Take this Data Security 101 from my perspective and from a company that takes it seriously from IT all the way to good old Marketing.

 

1.      Prevention, Prevention, Prevention:  Yes enough marketing lingo turned IT.  But here’s the point- You MUST prevent because any sort of data security breach is difficult to recover from.   Whether it will be company reputation or financial costs, it will be tougher to manage than not thinking through what would happen if XYZ data is compromised? IT calls it Risk Assessment.  The challenge is protecting the data which continues to get more intense as crime becomes more complex (not just one individual, but major organized crime).

 

And since the crimes are more complex, with that so do the prevention tactics of a company.  There is no single fix to offer protection, but a well rounded “layered” model that doesn’t make it easy for penetration of data. (Think about a castle and all the different layers of protection.  There is a great YouTube vidoe called IT Security Spotlight done by the US Courts.)

 

That said think about the cost to make sure you are doing what you need to protect the data (including personnel) versus the consequences.
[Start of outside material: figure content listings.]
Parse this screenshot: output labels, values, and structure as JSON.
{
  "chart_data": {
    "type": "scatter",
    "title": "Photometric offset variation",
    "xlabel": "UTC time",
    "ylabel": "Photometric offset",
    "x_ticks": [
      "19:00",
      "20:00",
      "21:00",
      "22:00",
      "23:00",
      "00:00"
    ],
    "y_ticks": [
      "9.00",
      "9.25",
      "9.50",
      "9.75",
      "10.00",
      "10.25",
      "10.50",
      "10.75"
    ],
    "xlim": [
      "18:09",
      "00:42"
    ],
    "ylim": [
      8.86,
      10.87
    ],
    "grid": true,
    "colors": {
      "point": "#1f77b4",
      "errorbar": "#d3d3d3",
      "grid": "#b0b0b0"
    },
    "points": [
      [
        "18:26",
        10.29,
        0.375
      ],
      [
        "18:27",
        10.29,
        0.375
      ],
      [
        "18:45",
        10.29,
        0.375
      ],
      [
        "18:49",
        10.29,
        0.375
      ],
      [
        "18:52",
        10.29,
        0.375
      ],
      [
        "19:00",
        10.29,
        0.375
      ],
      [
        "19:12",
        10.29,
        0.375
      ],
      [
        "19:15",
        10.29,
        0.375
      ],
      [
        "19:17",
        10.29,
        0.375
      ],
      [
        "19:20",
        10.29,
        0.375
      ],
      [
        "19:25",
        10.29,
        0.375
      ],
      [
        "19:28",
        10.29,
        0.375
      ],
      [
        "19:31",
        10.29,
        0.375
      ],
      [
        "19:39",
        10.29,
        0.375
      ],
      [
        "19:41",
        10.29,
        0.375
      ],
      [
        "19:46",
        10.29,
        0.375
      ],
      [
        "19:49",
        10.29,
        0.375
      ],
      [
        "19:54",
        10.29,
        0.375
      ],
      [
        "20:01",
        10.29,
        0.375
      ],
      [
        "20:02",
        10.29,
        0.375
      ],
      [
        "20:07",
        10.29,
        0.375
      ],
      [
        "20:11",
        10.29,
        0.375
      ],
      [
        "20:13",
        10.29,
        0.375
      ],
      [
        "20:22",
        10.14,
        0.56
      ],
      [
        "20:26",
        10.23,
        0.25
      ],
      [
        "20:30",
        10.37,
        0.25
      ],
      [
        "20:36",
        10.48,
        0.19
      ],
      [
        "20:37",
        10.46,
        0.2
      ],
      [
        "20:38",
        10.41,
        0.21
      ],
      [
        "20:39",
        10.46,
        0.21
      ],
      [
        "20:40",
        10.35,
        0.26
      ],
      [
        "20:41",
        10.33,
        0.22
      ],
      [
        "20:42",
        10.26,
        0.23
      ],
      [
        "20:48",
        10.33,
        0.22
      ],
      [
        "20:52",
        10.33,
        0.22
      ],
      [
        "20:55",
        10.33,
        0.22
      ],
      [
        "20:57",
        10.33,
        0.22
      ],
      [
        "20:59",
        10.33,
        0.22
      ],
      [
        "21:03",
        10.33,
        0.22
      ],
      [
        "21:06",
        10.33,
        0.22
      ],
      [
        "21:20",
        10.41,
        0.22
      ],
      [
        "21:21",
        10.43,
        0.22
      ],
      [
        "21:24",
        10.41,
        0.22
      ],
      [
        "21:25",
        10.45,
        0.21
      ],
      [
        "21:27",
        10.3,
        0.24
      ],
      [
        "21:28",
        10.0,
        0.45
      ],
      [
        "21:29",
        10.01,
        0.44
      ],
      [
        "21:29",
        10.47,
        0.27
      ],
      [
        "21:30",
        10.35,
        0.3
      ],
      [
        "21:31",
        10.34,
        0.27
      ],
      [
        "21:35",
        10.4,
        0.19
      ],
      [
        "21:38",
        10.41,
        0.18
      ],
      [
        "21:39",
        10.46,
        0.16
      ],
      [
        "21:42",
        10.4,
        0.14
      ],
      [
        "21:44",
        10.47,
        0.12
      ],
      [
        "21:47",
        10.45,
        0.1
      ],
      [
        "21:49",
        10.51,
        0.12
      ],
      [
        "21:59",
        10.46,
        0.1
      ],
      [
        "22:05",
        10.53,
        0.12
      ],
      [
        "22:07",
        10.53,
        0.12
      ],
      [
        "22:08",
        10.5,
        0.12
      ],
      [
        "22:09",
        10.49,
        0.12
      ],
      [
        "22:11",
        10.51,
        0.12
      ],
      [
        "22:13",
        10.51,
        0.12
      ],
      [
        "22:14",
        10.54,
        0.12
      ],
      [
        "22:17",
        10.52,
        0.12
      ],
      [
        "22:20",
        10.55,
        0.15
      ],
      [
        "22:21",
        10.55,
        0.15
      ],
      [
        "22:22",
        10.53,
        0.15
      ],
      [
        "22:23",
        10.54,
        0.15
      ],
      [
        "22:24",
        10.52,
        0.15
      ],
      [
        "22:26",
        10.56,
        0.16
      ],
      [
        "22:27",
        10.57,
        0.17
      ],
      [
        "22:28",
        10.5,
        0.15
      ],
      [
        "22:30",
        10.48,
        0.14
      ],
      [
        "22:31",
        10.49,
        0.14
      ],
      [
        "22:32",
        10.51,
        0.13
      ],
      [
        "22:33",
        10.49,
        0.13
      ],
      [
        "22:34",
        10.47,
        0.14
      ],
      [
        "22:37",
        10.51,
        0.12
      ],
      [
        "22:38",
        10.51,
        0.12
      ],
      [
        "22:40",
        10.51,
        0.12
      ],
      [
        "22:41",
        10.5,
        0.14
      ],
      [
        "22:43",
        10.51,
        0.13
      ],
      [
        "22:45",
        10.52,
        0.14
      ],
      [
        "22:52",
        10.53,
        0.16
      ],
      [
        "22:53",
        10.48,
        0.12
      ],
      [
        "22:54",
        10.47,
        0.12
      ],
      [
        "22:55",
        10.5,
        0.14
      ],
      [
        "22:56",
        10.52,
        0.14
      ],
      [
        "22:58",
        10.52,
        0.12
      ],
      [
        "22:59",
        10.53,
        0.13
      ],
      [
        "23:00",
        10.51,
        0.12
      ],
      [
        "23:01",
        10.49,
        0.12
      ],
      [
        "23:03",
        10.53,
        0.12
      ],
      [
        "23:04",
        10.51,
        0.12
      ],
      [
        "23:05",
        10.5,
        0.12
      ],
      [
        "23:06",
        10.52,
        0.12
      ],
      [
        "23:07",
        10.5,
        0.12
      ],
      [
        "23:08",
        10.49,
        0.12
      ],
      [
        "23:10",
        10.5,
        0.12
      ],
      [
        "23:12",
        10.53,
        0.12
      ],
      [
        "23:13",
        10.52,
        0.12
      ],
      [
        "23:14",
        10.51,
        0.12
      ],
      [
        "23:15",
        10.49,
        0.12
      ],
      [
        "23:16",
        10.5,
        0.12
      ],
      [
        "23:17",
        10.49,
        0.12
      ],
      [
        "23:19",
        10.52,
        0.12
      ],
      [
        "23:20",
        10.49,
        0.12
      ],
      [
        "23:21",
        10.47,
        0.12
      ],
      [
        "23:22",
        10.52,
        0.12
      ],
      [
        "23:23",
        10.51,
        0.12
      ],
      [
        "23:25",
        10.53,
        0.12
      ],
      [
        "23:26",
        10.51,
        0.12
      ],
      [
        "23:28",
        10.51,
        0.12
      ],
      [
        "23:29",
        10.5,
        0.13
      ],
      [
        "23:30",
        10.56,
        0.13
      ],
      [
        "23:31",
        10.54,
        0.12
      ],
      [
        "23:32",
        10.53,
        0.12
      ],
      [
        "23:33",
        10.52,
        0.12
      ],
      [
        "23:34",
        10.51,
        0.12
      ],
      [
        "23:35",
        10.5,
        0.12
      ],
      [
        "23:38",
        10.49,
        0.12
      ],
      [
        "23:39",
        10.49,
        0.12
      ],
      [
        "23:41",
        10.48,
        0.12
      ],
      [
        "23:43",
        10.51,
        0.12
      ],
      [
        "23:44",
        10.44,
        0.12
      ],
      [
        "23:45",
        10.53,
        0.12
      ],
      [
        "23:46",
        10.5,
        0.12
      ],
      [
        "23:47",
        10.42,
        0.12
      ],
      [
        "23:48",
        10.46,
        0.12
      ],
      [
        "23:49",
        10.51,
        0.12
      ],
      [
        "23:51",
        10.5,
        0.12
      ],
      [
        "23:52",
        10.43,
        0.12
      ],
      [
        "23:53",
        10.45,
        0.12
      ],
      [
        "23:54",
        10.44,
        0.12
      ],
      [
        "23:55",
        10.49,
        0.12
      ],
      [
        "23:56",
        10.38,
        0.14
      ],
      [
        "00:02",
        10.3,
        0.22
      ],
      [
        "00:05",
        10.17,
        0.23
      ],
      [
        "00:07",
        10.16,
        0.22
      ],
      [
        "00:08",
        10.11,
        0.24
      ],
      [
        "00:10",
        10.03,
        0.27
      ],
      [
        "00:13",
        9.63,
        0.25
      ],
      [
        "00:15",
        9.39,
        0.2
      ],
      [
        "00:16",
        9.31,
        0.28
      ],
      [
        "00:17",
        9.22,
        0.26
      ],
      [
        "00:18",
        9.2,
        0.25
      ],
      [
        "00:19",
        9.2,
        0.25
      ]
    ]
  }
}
In a study by Ponemon Institute, the total cost of coping with the consequences of a data breach was $6.6 million per breach, with a per record cost of the $200 mark.    Not insignificant.

 

2.      Consumers are Aware:  The premise of this blog, I’m a consumer and I don’t want it to happen to me.   I’m sure you don’t want it to happen to you, your business or your customers.  That said be sure there is security awareness within your organization.  There is a need to protect all non public data and educate on how to protect.  Understanding the risks about “phishing”, to giving out sensitive data to an untrusted source, to sending unencrypted emails containing sensitive data is vital to your organizations’ continued success.    

 

3.      Change in Economic Climate: One word, survival.  To survive, people tend to make some bad decisions.  From making charges on credit cards and disputing them to other small “white collar” crime like possibly selling off sensitive information on the black market.  Either way, the abuse of data has become more frequent. 

 

Digital Transactions reports an increase in “friendly fraud” where credit card transactions are being disputed in hopes of escaping payment.  (Issue January 28, 2009, The Recession Is Sending Rates of Friendly Fraud Up, Processors Say)

 

Typically when economic times get tough crime increases.  But when we think of crime we think of traditional physical crime like house robbery, car theft, etc.  This downturn is producing a more complex white collar crime.  People that wouldn’t typically commit armed robbery can justify selling off Social Security Numbers or disputing transactions because it doesn’t “physically harm” anyone.  

 

Whatever the justification, it is typically an act of desperation to “pay the bills”.  Just food for thought as you identify partners, policies, procedures for your business, or simply want to protect your own personal data.

 

Take it for what it’s worth, but understand data protection is an ongoing battle for businesses, banks and consumers through out the world.  And don’t expect the battle to ever end, but a constant change in the mediums by which the battle is fought on both sides.